Yet, many people insist that the guns aren’t the problem.

Notice, they are almost always school shootings, carried out using a firearm. We rarely hear about “school stabbings” or “school bludgeonings,” at least not ones that result in more than a dozen people dead.

Still, gun-owners and staunch supporters of the National Rifle Association cry out, “Guns don’t kill people; people kill people.”

This statement is technically true. Of course, a gun doesn’t wake up one day, waltz into a school, and start killing kids of its own free will.

However, people who use this saying as a shield to deflect all of the blame off of the weapon are blind to the actual issue. No one is saying that it’s the gun’s fault that people are dying. Everyone knows that crimes are done by people.

Nevertheless, a gun goes a long way to enabling people to carry out mass murders. The gunman in Las Vegas in October 2017 or in Orlando in June 2016 couldn’t have killed so many people without the help of a firearm.

The gunman at Stoneman Douglas High School couldn’t have killed so many people without access to a gun.

Could he have brought a knife and killed someone? Definitely. Could he have beat someone? Sure.

But I can’t see any way he could have hurt so many kids armed with only a knife or his bare hands. Taking guns out of the equation, though people can still be hurt and killed in other ways, will drastically reduce death tolls in similar situations.

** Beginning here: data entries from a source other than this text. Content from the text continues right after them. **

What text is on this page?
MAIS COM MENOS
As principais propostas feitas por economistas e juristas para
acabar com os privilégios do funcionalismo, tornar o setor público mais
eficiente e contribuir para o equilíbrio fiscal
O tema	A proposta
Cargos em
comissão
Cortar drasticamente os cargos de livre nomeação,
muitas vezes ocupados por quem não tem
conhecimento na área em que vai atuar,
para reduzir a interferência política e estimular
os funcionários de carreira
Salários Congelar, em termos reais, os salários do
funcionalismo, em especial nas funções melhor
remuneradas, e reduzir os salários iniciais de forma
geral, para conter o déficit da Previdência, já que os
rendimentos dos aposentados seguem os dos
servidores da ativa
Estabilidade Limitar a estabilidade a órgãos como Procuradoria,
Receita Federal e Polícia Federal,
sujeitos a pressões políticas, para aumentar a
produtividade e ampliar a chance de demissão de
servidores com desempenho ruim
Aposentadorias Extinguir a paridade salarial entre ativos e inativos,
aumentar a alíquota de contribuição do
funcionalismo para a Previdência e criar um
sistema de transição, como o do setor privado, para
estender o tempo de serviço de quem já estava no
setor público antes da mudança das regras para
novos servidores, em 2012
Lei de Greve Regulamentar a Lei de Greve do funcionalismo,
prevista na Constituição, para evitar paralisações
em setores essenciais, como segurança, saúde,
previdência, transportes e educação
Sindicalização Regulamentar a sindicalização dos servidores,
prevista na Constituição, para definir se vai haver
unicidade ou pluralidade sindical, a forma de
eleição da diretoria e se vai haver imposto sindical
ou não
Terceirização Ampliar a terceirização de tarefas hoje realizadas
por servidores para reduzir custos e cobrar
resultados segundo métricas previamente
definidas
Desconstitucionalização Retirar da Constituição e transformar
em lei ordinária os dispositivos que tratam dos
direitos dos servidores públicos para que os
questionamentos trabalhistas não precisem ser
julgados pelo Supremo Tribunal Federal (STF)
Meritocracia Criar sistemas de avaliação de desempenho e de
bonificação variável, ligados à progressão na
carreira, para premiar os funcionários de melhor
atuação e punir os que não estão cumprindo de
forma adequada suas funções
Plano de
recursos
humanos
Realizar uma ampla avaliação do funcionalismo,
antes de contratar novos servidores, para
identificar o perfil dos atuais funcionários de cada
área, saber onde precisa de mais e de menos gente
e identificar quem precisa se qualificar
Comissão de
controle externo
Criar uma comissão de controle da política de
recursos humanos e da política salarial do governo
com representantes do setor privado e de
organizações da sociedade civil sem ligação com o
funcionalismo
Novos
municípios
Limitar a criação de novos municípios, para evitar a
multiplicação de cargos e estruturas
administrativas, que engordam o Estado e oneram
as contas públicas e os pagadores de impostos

I am sick of hearing people complaining that they wouldn’t be able to go hunting anymore without access to guns when children are literally dying preventable deaths.

This is not an issue that we get to sit back and see how it plays out. This is personal.

I think about the girls I was in color guard with who are still in high school. I think about the band kids that I teach on the weekends. I think of my friends who are student teaching. I think of my mentor, who has done so much for me, who teaches band in the closest classroom to an outside door.

When I picture any of those people going through what those kids at Stoneman Douglas experienced, a gun being pointed in their faces, I am further convinced that we have to minimize or eliminate firearms in civilian hands.

We need gun control. This is not okay, and it shouldn’t take children dying to show that.